Monday, February 27, 2006

Another Bright & Shining Moment Of Security

For all the talk about security and improvement of the forces that are "over there" in Afghanistan and Iraq, we still cannot seem to keep the prisons running properly, the police from torturing or killing detainees and/or prisoners, the insurgents from killing the police (or our troops), bombs from exploding in secure areas, or riots from happening inside the prisons.

Militant Inmates Riot and Seize Control of Cellblock in Afghan Prison

PUL-I-CHARKHI, Afghanistan, Feb. 26 — Prisoners in Afghanistan's main high-security prison, among them people accused of being members of the Taliban and Al Qaeda, rioted and seized control of one cellblock on Saturday evening, battling with guards through the night, the Afghan authorities said Sunday.

Up to 5 prisoners were killed and 31 wounded as police guards opened fire to stop them from escaping when the violence began, a health worker at the prison said, based on information from the prison doctor. Sporadic gunfire could be heard outside the prison on Sunday.

The Afghan authorities moved in about 300 soldiers and seven tanks to surround the prison, near Kabul, the capital. The prison houses about 2,000 inmates, including 70 women. The prisoners include ordinary criminals and about 350 prisoners thought to be fighters for the country's ousted Taliban movement or for Al Qaeda. There are also three Americans, two former soldiers, Jonathan K. Idema and Brent Bennett, who were found guilty of running a private jail in Afghanistan, and a free-lance cameraman, Edward Caraballo, who was convicted with them.
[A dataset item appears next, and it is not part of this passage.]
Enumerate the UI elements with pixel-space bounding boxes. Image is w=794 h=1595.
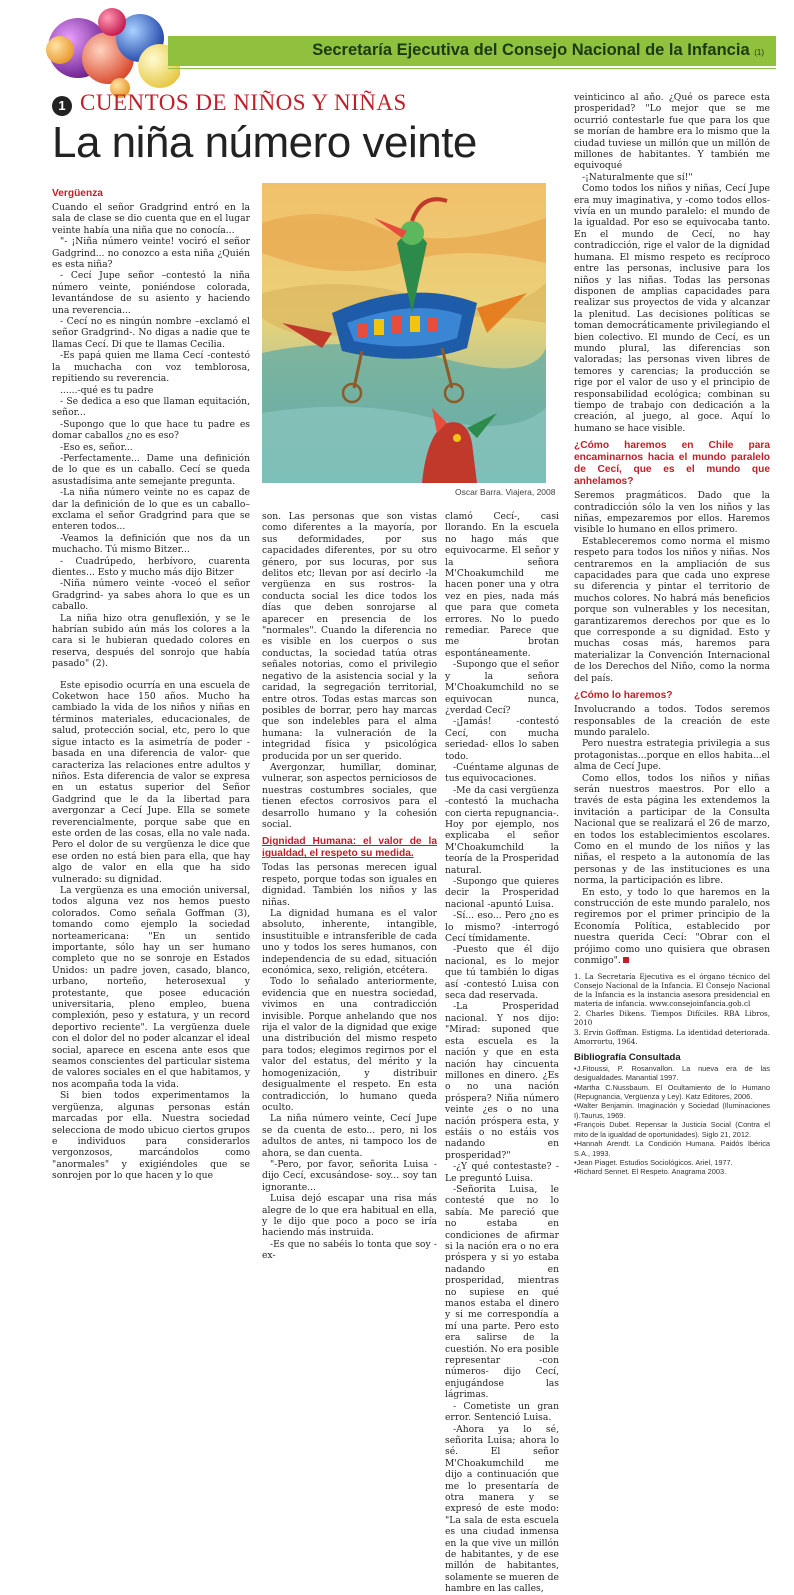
footnotes [574,972,770,1046]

Prison officials blamed Taliban and Al Qaeda prisoners for starting the riot, which began with a protest by prisoners over being required to wear uniforms. "They broke the locks of their cells and broke through a wall to the female section and entered the women's cells," said Muhammad Qasem Hashemzai, the deputy justice minister. The women, some of whom have children with them, did not seem to have been harmed, he said.

Prisoners could be seen behind the barred windows of Cellblock 1 on Sunday. They were hanging the light-blue new prison clothes out the windows on metal bedsteads and setting fire to them. Bullet holes pocked the windows of the cellblock from the shooting on Saturday night. The prisoners were shouting, "Long live Islam, long live the prisoners, death to Bush, death to Karzai," a reference to President Hamid Karzai.

The prison in Pul-i-Charkhi, a large pentagon-shaped prison built in the 1970's, became notorious during the Soviet occupation of Afghanistan when tens of thousands of opponents were imprisoned and executed and buried in mass graves nearby.